In chapter 8 of Cold Water Corals [1], the authors ground their case for conservation on four norms for a philosophy of conservation biology (re)formulated in the 1980s by Michael E. Soulé and others:
In struggling to ascribe present-day or future economic value to cold-water corals we run the risk of making poor valuations based on incomplete knowledge. In his 1985 paper ‘What is conservation biology?’ Soulé set out four so-called normative postulates to encapsulate the values underlying the ethics of conservation biology: (1) diversity of organisms is good, (2) ecological complexity is good, (3) evolution is good and (4) biotic diversity has intrinsic value. If we take Soulé’s advice then the work described in this book clearly shows that cold-water coral habitats deserve to be conservation priorities. We know that cold-water corals provide habitat to many other species.
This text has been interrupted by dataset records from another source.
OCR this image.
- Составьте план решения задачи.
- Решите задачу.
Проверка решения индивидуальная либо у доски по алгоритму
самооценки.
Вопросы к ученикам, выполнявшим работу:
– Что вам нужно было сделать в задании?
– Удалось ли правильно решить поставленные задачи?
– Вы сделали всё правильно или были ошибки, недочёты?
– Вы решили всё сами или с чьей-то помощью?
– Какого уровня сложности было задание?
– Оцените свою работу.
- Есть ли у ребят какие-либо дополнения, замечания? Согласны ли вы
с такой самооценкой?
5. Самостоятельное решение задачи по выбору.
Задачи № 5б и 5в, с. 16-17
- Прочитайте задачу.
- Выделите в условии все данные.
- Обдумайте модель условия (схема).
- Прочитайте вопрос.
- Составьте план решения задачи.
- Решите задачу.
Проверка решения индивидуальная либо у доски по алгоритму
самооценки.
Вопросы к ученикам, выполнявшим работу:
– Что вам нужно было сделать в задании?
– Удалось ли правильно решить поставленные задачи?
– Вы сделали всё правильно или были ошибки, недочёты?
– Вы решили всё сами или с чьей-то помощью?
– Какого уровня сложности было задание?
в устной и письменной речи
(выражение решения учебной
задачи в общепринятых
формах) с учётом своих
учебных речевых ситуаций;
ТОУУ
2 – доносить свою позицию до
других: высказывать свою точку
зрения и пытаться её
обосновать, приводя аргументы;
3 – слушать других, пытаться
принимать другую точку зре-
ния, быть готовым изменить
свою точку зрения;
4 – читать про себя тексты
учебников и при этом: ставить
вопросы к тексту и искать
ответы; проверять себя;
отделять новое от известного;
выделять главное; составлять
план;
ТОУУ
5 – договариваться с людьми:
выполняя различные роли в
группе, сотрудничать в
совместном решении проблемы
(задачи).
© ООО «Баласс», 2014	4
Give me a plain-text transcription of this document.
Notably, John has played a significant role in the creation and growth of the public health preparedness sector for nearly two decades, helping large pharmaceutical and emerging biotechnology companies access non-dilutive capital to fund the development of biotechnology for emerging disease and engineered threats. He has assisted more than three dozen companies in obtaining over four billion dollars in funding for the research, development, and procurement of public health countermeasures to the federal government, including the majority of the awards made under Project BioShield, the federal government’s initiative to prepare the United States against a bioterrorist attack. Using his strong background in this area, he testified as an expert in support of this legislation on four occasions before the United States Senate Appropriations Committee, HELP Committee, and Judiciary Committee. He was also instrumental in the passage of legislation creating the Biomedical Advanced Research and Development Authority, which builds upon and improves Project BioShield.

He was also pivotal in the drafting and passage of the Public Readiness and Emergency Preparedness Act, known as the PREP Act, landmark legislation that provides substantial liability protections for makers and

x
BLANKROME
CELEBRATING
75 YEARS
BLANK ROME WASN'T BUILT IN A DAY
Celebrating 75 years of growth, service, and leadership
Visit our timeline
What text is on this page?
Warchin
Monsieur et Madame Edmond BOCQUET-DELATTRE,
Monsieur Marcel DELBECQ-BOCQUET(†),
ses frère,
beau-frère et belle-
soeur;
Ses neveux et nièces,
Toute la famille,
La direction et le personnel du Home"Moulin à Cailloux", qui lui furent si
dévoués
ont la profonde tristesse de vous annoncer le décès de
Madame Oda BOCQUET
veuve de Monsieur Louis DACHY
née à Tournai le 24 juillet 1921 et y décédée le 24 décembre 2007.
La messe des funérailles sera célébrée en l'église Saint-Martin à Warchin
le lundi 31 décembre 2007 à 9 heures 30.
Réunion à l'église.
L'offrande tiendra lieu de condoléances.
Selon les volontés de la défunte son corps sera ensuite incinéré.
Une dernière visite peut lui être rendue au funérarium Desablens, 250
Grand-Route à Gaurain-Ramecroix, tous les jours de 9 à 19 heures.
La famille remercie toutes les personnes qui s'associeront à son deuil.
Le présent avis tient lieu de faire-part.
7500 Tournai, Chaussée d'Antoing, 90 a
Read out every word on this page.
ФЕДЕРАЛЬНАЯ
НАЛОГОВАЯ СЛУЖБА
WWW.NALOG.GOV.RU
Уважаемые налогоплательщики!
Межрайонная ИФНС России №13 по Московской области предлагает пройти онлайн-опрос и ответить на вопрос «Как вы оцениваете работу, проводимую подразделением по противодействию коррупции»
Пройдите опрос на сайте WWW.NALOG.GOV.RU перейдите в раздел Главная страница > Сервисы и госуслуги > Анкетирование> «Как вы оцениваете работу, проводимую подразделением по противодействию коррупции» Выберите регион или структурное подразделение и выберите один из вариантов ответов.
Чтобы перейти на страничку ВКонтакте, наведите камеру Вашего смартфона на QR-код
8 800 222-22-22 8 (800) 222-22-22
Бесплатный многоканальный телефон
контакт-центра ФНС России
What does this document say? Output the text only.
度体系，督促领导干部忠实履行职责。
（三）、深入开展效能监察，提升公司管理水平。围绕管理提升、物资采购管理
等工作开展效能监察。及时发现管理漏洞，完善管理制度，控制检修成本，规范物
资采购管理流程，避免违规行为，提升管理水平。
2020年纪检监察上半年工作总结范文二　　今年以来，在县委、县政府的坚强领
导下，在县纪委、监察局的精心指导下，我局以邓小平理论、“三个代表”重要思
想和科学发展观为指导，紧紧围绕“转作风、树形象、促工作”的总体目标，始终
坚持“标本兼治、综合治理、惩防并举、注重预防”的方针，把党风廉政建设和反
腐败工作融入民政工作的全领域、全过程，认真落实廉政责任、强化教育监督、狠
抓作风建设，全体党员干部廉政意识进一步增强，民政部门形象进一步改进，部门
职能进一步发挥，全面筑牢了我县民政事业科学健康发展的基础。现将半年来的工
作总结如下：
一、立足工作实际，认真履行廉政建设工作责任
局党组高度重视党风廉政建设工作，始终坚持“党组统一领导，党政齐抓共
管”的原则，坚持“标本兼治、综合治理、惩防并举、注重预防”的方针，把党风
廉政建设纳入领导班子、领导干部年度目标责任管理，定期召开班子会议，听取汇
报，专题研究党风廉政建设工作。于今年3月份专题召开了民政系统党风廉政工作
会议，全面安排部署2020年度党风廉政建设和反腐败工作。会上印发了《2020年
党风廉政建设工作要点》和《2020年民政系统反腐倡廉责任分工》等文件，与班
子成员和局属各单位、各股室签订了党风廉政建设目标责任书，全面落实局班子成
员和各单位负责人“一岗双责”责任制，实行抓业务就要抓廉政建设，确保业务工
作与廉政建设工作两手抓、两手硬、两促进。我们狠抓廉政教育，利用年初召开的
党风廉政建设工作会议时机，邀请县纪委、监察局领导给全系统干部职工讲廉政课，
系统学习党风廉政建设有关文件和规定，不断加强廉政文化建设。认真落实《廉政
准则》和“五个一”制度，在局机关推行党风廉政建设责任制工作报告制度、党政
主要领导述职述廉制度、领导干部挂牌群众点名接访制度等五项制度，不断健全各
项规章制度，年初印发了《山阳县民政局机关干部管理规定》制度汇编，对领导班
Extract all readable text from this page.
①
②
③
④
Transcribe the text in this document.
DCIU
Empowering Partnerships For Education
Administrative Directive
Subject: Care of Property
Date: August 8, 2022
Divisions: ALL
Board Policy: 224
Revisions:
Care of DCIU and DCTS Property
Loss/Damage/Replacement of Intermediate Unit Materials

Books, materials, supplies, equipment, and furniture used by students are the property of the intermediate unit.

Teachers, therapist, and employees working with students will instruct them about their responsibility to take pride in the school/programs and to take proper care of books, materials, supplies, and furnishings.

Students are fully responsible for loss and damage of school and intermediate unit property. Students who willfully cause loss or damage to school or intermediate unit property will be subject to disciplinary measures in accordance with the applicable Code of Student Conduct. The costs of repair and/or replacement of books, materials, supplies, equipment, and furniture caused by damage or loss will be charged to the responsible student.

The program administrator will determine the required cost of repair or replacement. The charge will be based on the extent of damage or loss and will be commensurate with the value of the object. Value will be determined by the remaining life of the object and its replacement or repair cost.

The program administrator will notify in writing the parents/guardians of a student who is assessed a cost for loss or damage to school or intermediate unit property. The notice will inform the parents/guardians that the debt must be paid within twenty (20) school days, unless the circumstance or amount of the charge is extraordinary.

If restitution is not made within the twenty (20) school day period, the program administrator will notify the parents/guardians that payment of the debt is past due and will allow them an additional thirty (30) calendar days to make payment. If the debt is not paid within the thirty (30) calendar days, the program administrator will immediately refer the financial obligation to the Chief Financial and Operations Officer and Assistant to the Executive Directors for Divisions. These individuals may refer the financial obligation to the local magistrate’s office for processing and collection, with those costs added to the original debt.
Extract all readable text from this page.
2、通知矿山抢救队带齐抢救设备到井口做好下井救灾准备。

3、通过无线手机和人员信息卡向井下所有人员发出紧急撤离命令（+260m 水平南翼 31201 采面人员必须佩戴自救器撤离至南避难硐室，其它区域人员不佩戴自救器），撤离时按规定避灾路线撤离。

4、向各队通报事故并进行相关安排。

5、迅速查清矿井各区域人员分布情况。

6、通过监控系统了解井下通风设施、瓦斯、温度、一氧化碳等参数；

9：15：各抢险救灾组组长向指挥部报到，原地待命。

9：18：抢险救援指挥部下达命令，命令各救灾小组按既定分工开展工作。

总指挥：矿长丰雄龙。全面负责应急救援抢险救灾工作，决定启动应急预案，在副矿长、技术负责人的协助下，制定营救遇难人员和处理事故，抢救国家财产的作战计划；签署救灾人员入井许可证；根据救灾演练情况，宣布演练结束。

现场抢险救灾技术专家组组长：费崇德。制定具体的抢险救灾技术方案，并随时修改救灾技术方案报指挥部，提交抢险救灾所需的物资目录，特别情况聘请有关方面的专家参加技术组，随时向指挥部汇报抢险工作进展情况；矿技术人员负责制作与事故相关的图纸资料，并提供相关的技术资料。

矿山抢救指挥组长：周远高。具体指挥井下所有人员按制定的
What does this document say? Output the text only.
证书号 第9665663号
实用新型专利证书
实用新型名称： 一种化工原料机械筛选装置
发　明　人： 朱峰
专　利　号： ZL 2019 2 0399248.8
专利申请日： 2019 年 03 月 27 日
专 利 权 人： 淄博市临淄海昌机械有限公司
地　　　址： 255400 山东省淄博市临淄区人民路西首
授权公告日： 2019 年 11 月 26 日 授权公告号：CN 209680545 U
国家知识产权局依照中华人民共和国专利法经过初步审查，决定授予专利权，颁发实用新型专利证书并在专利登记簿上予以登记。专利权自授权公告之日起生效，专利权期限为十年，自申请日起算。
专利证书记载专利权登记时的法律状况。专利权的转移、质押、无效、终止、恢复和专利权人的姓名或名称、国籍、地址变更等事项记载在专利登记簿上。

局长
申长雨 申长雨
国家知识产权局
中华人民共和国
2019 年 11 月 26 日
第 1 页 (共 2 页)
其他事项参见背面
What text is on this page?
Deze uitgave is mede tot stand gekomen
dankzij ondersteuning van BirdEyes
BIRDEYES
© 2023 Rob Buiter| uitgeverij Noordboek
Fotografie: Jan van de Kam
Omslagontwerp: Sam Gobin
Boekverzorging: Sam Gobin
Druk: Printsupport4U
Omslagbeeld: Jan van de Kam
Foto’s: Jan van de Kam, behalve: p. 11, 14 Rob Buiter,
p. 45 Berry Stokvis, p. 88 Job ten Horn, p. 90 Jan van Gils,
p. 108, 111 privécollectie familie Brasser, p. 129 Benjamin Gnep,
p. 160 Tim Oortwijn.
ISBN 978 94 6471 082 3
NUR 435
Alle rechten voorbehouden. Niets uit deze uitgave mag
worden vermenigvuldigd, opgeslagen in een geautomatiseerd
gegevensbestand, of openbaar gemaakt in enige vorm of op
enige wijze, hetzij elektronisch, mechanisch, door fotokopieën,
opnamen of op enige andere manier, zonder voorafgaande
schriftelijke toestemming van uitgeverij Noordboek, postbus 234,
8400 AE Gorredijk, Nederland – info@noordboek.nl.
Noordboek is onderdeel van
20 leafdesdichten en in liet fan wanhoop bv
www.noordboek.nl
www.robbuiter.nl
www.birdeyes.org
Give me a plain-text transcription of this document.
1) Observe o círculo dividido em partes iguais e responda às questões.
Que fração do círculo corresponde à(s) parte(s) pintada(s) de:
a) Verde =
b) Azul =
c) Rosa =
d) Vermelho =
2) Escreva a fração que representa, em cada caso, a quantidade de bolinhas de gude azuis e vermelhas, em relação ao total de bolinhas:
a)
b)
We know they form highly complex, beautiful structures that have captured the public’s attention making them a poster child for deep-sea conservation movements around the world. We know coral skeletons hold a unique archive of past ocean climate. We know that they have been damaged by bottom trawling and are threatened by climate change. Where there remain doubts, society needs to weigh the short-term benefits of our present-day activities, be they fishing, mining or combustion of fossil fuels, against the loss to future generations of habitats we are only beginning to understand.

[1] Cold-Water Corals: The Biology and Geology of Deep-Sea Coral Habitats by J. Murray Roberts, Andrew J. Wheeler, André Freiwald and Stephen Cairns. Cambridge, May 2009.